OC20 Dataset Overview

The Open Catalyst Project and OC20 Dataset

We are working with collaborators at Facebook AI Research on the Open Catalyst Project. We released the first step in this project - an open dataset of more than 1.2M adsorbate relaxations and 250M DFT single-point calculations across catalyst materials and chemistry space.

OCP Models

In addition to the dataset, we have also released a set of baseline models on github using state-of-the-art graph convolution models. These demonstrate what is feasible with current models and how to work and interact with the dataset. Get in touch if you have questions!

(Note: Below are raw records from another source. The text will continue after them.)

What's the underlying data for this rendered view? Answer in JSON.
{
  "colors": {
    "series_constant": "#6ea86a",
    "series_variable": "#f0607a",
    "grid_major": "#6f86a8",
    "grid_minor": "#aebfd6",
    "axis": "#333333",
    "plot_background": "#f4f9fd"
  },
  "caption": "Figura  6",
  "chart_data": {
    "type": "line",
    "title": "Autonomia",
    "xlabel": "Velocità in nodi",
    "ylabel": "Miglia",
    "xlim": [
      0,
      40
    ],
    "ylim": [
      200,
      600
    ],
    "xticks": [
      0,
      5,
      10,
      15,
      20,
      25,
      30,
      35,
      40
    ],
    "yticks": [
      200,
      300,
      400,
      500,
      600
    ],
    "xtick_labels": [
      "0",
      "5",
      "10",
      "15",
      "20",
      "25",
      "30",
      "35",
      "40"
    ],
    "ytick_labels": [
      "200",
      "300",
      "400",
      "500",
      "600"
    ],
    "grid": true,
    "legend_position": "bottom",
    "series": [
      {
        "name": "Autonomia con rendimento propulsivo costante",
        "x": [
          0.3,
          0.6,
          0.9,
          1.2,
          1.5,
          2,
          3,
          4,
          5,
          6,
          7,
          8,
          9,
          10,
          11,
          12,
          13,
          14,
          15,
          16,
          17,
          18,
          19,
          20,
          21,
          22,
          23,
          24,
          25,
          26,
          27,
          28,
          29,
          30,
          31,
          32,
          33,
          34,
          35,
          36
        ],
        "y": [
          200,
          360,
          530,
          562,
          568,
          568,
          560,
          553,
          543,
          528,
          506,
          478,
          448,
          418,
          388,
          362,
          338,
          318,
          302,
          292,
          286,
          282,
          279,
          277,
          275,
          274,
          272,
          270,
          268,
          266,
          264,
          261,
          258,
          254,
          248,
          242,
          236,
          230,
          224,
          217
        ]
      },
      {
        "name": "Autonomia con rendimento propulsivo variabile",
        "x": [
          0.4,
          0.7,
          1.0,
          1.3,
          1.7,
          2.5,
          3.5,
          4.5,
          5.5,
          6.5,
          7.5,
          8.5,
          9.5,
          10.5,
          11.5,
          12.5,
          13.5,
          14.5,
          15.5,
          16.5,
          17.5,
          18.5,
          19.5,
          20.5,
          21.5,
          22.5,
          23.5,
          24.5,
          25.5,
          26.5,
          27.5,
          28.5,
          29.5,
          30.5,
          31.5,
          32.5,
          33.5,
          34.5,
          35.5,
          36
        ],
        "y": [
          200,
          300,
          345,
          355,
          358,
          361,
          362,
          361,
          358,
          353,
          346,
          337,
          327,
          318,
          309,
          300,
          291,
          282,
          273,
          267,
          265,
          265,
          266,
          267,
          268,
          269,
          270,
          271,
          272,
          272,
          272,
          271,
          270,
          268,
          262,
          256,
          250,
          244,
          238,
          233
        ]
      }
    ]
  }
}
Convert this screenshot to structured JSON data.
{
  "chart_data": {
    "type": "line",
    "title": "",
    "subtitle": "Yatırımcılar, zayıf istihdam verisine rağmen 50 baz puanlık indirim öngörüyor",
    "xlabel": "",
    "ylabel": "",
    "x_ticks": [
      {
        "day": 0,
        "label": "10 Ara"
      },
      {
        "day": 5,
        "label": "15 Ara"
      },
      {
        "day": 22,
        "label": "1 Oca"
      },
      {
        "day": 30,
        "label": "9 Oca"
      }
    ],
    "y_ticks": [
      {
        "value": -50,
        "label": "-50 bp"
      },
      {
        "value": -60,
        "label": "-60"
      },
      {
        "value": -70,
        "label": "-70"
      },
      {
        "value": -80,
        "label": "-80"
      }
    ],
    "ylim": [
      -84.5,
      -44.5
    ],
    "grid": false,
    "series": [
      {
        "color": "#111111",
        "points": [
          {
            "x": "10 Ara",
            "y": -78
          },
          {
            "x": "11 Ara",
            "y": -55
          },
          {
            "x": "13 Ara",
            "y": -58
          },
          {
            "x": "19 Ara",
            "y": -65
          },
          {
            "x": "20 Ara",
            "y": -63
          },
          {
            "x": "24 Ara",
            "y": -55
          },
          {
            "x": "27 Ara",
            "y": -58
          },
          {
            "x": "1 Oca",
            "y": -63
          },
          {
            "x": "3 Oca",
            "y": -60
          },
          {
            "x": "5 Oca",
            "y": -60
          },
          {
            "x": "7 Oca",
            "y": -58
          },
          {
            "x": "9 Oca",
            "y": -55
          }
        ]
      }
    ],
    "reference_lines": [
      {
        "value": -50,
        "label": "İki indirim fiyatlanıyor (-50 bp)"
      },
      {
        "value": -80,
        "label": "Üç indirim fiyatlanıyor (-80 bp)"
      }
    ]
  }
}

We develop methods for machine learning in materials, uncertainty quantification, and automation. You can find a complete list of our software efforts on github


Automating surface chemistry or catalysis calculations can be complicated. Our workflows are built on top of fireworks, pymatgen, luigi, ase, and other helpful toolkits. With this system we perform ~100-200 DFT calculations per day across various chemistries and materials. A lot of work is put into the active learning system to find and schedule interesting calculations. You can read more about this system


We are part of a DOE-funded group led by Prof Andy Peterson at Brown to develop machine learning potentials and the AMP code for exascale machines. We have been exploring pytorch as a system for faster and more complicated training systems. We are also working on various active learning strategies to accelerate the train/predict/calculate pipeline.

Graph Convolution Networks for Surface Chemistry

We showed that crystal graph convolution networks can be applied to surface chemistry and catalysis with some modifications. Our fork of the repo has the changes made in our papers. We are in the process of making these models easier to use and develop with collaborators.

UQ in Graph Convolution Networks

Uncertainty estimation is important in engineering and active learning, and UQ applied to graph convolution networks is still an emerging area. We explored a number of different strategies and collected our results as a series of jupyter notebooks.

Quantum Espresso in Google Colab workbooks

We use Google colab and other hosted jupyter instances for a lot of our day to day work. We’ve been exploring how to demonstrate active learning strategies with DFT calculations on these systems, and showed that Google Colab GPU instances can actually run QE very quickly! See John Kitchin’s updated DFT book for examples.

Computational Catalysis Datasets

Large consistent datasets can be difficult to find and use in catalysis, and this has limited the development of deep learning models and representations. We’re working with collaborators to improve this further, but for now you can find the datasets we have published or use internally for developing new methods.

Surface chemistry intermediates across intermetallics

We have performed about 100,000 adsorption energy calculations over the past couple years across a range of intermetallics. About 50,000 are considered high quality, with relatively little surface/adsorbate movement. This subset is what we use for training.

If the function is not working, you may need to downgrade your ASE to version 3.17. If you have any questions or comments about or data, do not hesitate to contact us.

Cleavage energies for intermetallics

Surface energies for asymmetric inorganic surfaces are not well defined, but are important for bimetallic nanoparticle shape and faceting. We calculated several thousand cleavage energies across a range of stable inorganic crystals from the Materials Project, which we used for training graph convolution networks. We are working with collaborators to improve on asymmetric limitations.